Since implementation of a medical need-based allocation system of donor lungs in 2005, double-lung transplantation has been associated with better graft survival than single-lung transplantation in patients with idiopathic pulmonary fibrosis (IPF); at 5 years, there has been no survival difference between single- and double-lung transplant recipients in patients with chronic obstructive pulmonary disease (COPD), according to a study in the March 3 issue of JAMA.
Before 2005, lung transplant allocation in the United States was based on accumulated time on the lung transplant waiting list after matching for ABO blood type. In response to increasing wait times, the U.S. Department of Health and Human Services mandated the development of an allocation system based on medical need instead of waiting time. The resulting system — the Lung Allocation Score (LAS) organ allocation algorithm — was implemented in May 2005. A patient’s LAS is based on risk factors associated with either wait list or post-transplantation mortality. The use of the LAS has brought with it a change in the demographics of single- and double-lung transplant recipients; what effect this may have on post-transplantation outcomes has not been assessed, according to background information in the article.
Hari R. Mallidi, M.D., of the Baylor College of Medicine, Houston, and colleagues reviewed data from the United Network for Organ Sharing thoracic registry to summarize the contemporary demographics and outcomes in adults with IPF or COPD who underwent single- or double lung transplantation in the United States between May 2005 and December 2012.

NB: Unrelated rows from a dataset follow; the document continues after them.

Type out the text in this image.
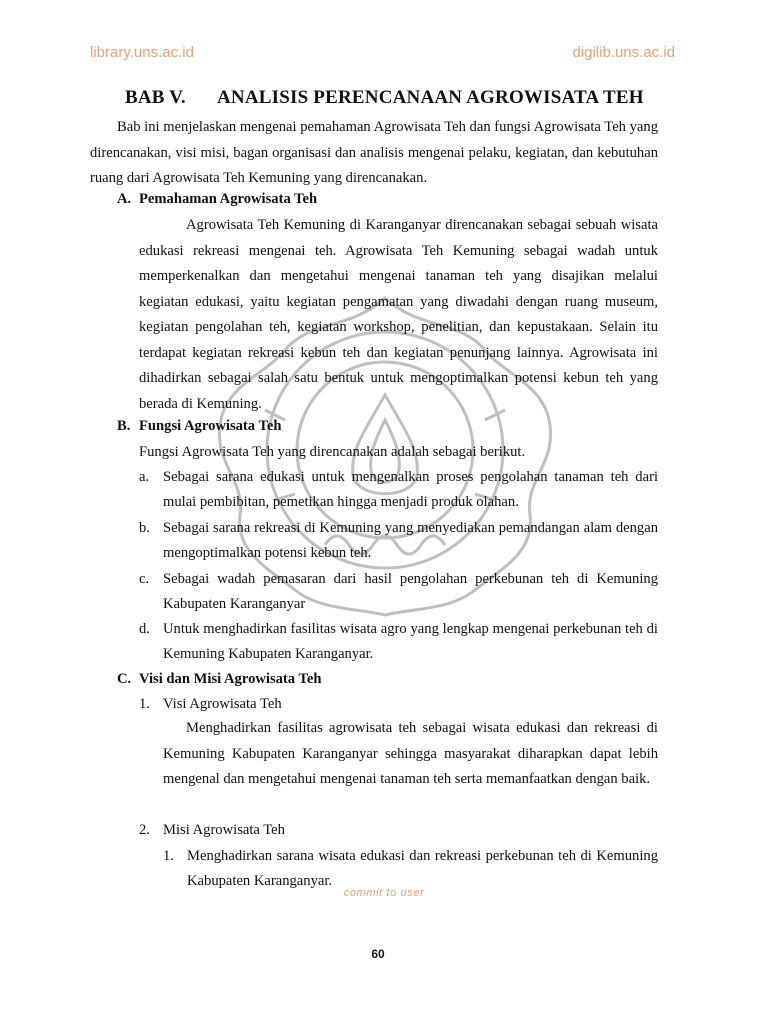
library.uns.ac.id	digilib.uns.ac.id
BAB V. ANALISIS PERENCANAAN AGROWISATA TEH
Bab ini menjelaskan mengenai pemahaman Agrowisata Teh dan fungsi Agrowisata Teh yang direncanakan, visi misi, bagan organisasi dan analisis mengenai pelaku, kegiatan, dan kebutuhan ruang dari Agrowisata Teh Kemuning yang direncanakan.
A. Pemahaman Agrowisata Teh
Agrowisata Teh Kemuning di Karanganyar direncanakan sebagai sebuah wisata edukasi rekreasi mengenai teh. Agrowisata Teh Kemuning sebagai wadah untuk memperkenalkan dan mengetahui mengenai tanaman teh yang disajikan melalui kegiatan edukasi, yaitu kegiatan pengamatan yang diwadahi dengan ruang museum, kegiatan pengolahan teh, kegiatan workshop, penelitian, dan kepustakaan. Selain itu terdapat kegiatan rekreasi kebun teh dan kegiatan penunjang lainnya. Agrowisata ini dihadirkan sebagai salah satu bentuk untuk mengoptimalkan potensi kebun teh yang berada di Kemuning.
B. Fungsi Agrowisata Teh
Fungsi Agrowisata Teh yang direncanakan adalah sebagai berikut.
a. Sebagai sarana edukasi untuk mengenalkan proses pengolahan tanaman teh dari mulai pembibitan, pemetikan hingga menjadi produk olahan.
b. Sebagai sarana rekreasi di Kemuning yang menyediakan pemandangan alam dengan mengoptimalkan potensi kebun teh.
c. Sebagai wadah pemasaran dari hasil pengolahan perkebunan teh di Kemuning Kabupaten Karanganyar
d. Untuk menghadirkan fasilitas wisata agro yang lengkap mengenai perkebunan teh di Kemuning Kabupaten Karanganyar.
C. Visi dan Misi Agrowisata Teh
1. Visi Agrowisata Teh
Menghadirkan fasilitas agrowisata teh sebagai wisata edukasi dan rekreasi di Kemuning Kabupaten Karanganyar sehingga masyarakat diharapkan dapat lebih mengenal dan mengetahui mengenai tanaman teh serta memanfaatkan dengan baik.
2. Misi Agrowisata Teh
1. Menghadirkan sarana wisata edukasi dan rekreasi perkebunan teh di Kemuning Kabupaten Karanganyar.
commit to user
60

Since May 2005, the researchers identified 4,134 patients with IPF (of whom 2,010 underwent single-lung and 2,124 underwent double-lung transplantation) and 3,174 patients with COPD, of whom 1,299 underwent single-lung and 1,875 underwent double-lung transplantation. The median follow-up time was 23.5 months. Of the patients with IPF, 33.4 percent died and 2.8 percent underwent retransplantation; of the patients with COPD, 34.0 percent died and 1.9 percent underwent retransplantation. Further analysis indicated that double-lung transplants were associated with better graft survival in patients with IPF (adjusted median survival, 65.2 months vs 50.4 months) but not in patients with COPD (adjusted median survival, 67.7 months vs 64.0 months).
“The interaction between diagnosis (COPD or IPF) and treatment type (single- and double-lung transplantation) was significant, supporting the finding that the benefit of double-lung transplantation may differ by diagnosis. Likewise, prognostic models designed to account for the time varying effect of double-lung transplantation (compared with single-lung transplantation) showed that double-lung transplantation was significantly associated with graft survival among patients with IPF but not among patients with COPD,” the authors write.
Other variables associated with graft failure included age, excessively high or low body mass index, worse functional status, poor 6-minute walk test performance, pulmonary hypertension (in patients with COPD), and donor age. Variables associated with graft survival included undergoing transplantation at a high-performing center, undergoing transplantation at a moderate- or high volume transplant center, receiving a locally allocated organ, and donor-recipient race match (in patients with IPF).